Palavras-chave: Pedagogia dos sistemas dinâmicos. Sistemas dinâmicos afastados do equilíbrio. Fractais. Caos determinista. Autopoiese. Auto-organização. Teoria da informação. Cognição.

Vivências e convivências para uma reflexão

Quando estive como diretor em uma Escola do Ensino Fundamental I, havia uma professora que sempre, na “atribuição” de classes – que, na verdade, é uma “escolha” –, optava por ficar com uma primeira série, cujos alunos e alunas não eram conhecidos pela escola. Algumas crianças podiam ter contato anterior com a pré-escola, outras, não; só iríamos descobrir isso, muitas vezes, após o início do ano letivo.

Ao final de cada ano letivo, todos nós da escola observávamos que os alunos e as alunas da classe dessa professora sempre tinham um desempenho que poderíamos considerar como muito bom. Não que os demais alunos e alunas das outras classes não tivessem igualmente resultados bons, mas os dessa professora eram diferentes; parecia que ela conseguia superar muitos obstáculos, sem acrescentar nenhum conflito de qualquer ordem.

Em uma conversa informal, perguntei-lhe qual era o método que ela mais gostava de considerar para se referenciar e para conseguir os melhores resultados, ou seja, se ela se identificava mais como construtivista ou como conteudista? Qual foi a resposta da professora? Nenhuma! Sua argumentação foi mais ou menos assim: “Eu tento ser aquilo que eles e elas precisam, dentro do tempo de cada um”.

A classe em que essa professora atuava era muito tranquila. Toda vez que eu passava em frente a sua sala – era caminho de acesso para o pátio da escola –, observava como ela tratava os alunos e as alunas com o devido carinho para a idade deles e delas e com a seriedade que o trabalho deveria propor. Minha interpretação era de que ela tinha uma “interação bilateral” com alunos e alunas na faixa dos seis e sete anos.
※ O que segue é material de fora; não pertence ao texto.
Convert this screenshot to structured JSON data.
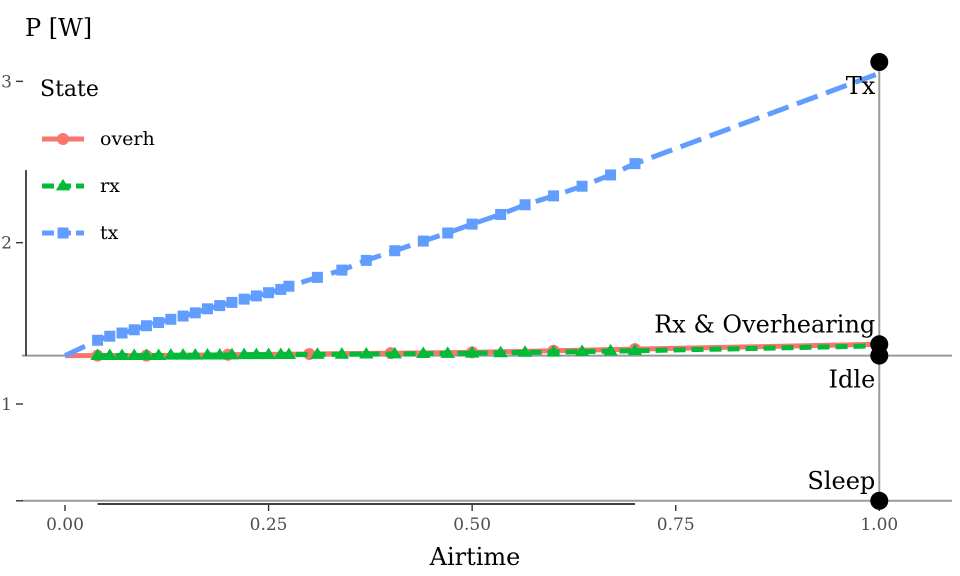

Pois bem. As escolas estão sempre tentando incorporar as metodologias que parecem ser mais significativas para a “transmissão dos conteúdos”. Aqui, eu já começaria uma reflexão sobre a própria palavra “transmissão” e até mesmo sobre “conteúdos”.

Começando com a palavra “transmissão”, etimologicamente, temos uma gama de referências: ser for em Medicina, seria transmissão de doenças; na Física, poderia referir-se a troca de calor, condução de energia elétrica, ondas eletromagnéticas para imagens ou sons, para televisão ou rádio; em Informática, transmissão de dados por códigos binários. Enfim, podemos ter uma ideia bastante ampla da palavra, embora sua utilização remeta-nos sempre a uma previsibilidade nessa “transmissão”. Então, o que aquela professora fazia com seus alunos e alunas, no meu ponto de vista, era uma “interação”, e não uma “transmissão”.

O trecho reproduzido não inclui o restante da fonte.